Они стояли молча у открытого окна, глядели на темные мокрые деревья, на блестящий в свете фонарей асфальт, на темно-сизое ночное небо...
– Нет, не получается, – наконец произнесла Надя. – Не слышу ничего, кроме дождя. Я, если ты помнишь, переводчица... То есть человек, связанный со словом. Словом-то все можно выразить, а вот как сделать это с помощью нот?
– Идем, – он взял ее за руку, повлек за собой.
– Куда? – встревожилась Надя.
– Ко мне...
– Зачем?
– Затем, чтобы понять, как это можно сделать при помощи музыки...
Под студию Леону была отведена, наверное, самая большая комната в квартире – обшитая светлыми панелями, с каким-то особенным полом и потолком.
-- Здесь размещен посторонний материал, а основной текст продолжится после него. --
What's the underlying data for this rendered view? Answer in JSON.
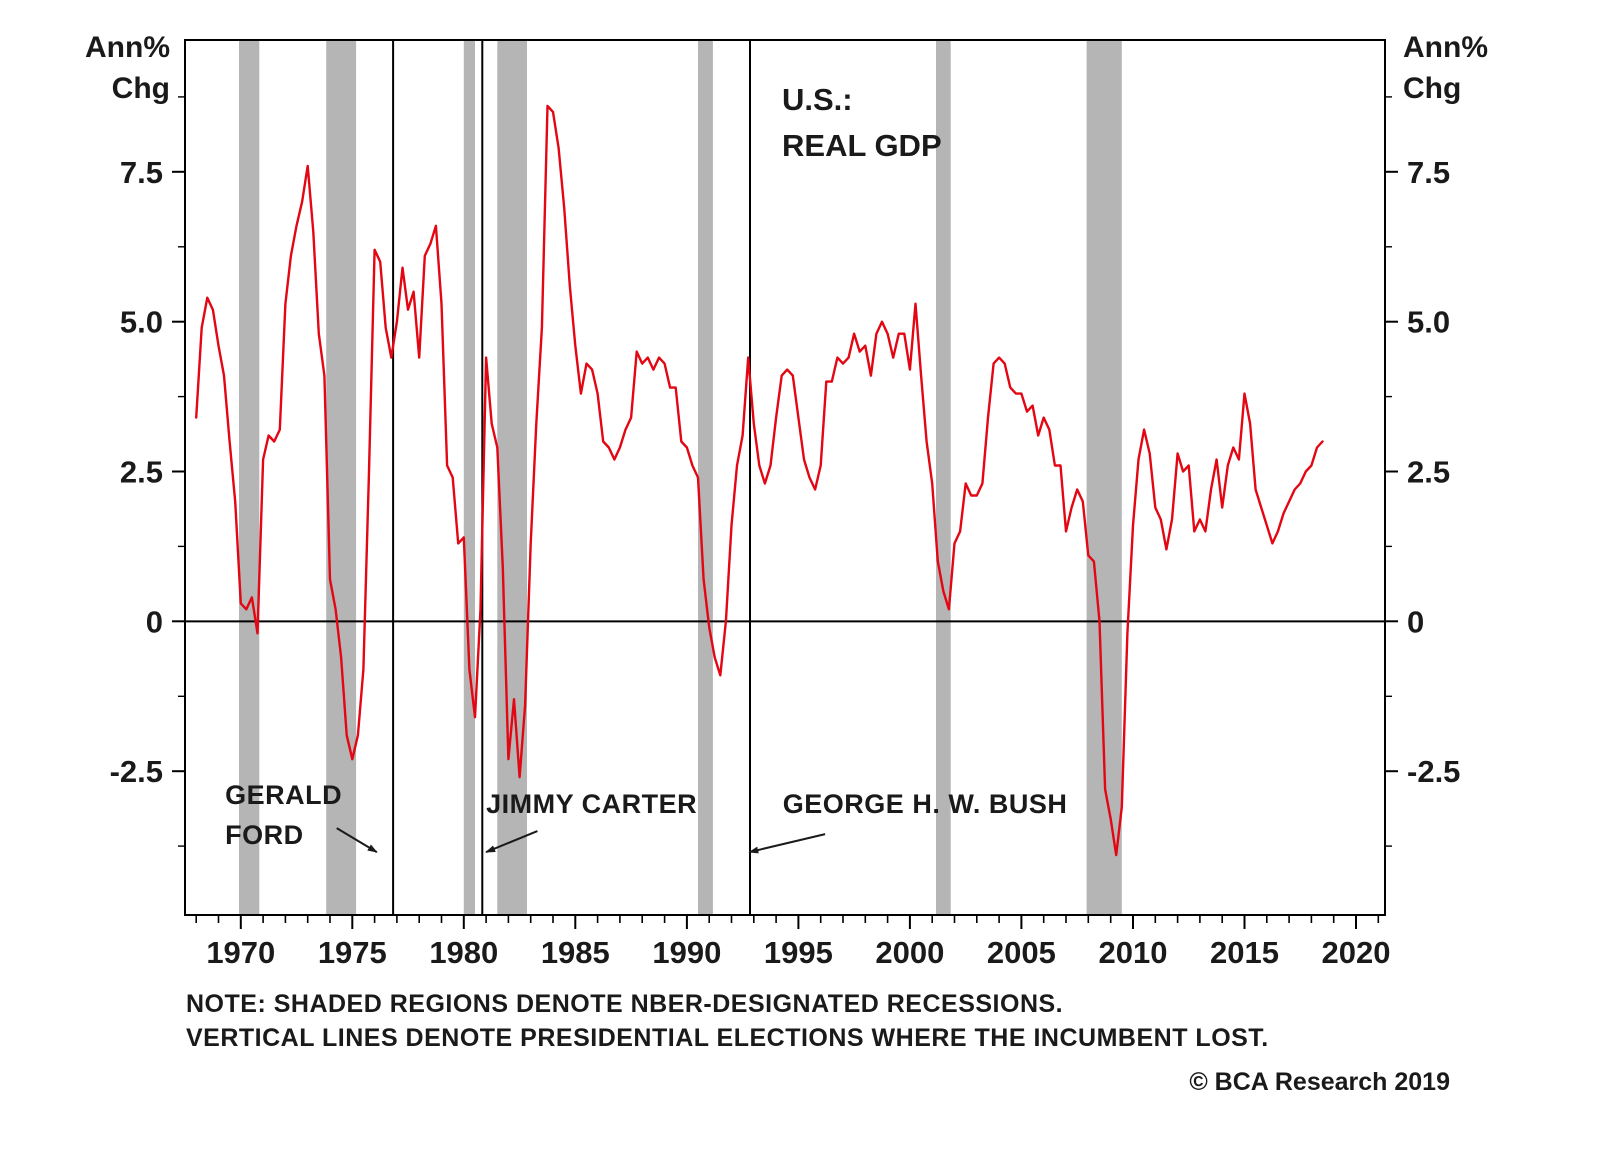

– Это звукоизоляция, – объяснил Леон.
В комнате стоял компьютер с принтером и прочей оргтехникой и небольшой рояль.
– Ты здесь сочиняешь? – благоговейно спросила Надя.
– Да.
– И на компьютере? – Она увидела распечатку нот возле принтера.
– И на нем. Ну, слушай. – Он сел за рояль, задумался на несколько мгновений, а потом прикоснулся к клавишам пальцами. Тихо, осторожно, едва слышно – в самом деле, звуки будто рождались из тишины, из какого-то объемного пространства. Постепенно они становились более отчетливыми и узнаваемыми.
«Да, это похоже на дождь, который мы только что слушали, – удивленно подумала Надя. – Я различаю и стрекотание капель по карнизу, и гудение проводов, и ветер...»
Постепенно к основной теме присоединилась другая – та, которую Леон назвал «человеческой». Печаль, радость, взрывы эмоций, безнадежное разочарование... Это был уже не дождь, а слезы, лившиеся с небес, – слезы, грусти и восторга.
Точно завороженная, закутавшись в длинную шаль, стояла Надя возле рояля и смотрела на Леонтия Велехова. Он улыбался, его пальцы торопливо летали по клавишам, он был весь вдохновение и радость. Надя и не подозревала, что Алькин муж может быть таким. Сутулый, нескладный, странный, застенчивый человек, про которого Лиля Лосева как-то за глаза сказала с презрительной усмешкой «Ох, уж эти гении...», вдруг превратился в другого – легкого, отчаянного, заражающего своей энергией и страстью...
Музыка, дойдя до апогея, начала затихать, постепенно пропала вторая тема. И теперь это снова был просто дождь, тихий, монотонный, бесконечный дождь...
– Здорово! – с чувством произнесла Надя и захлопала в ладоши, когда угасла последняя, вибрирующая, едва слышная нота.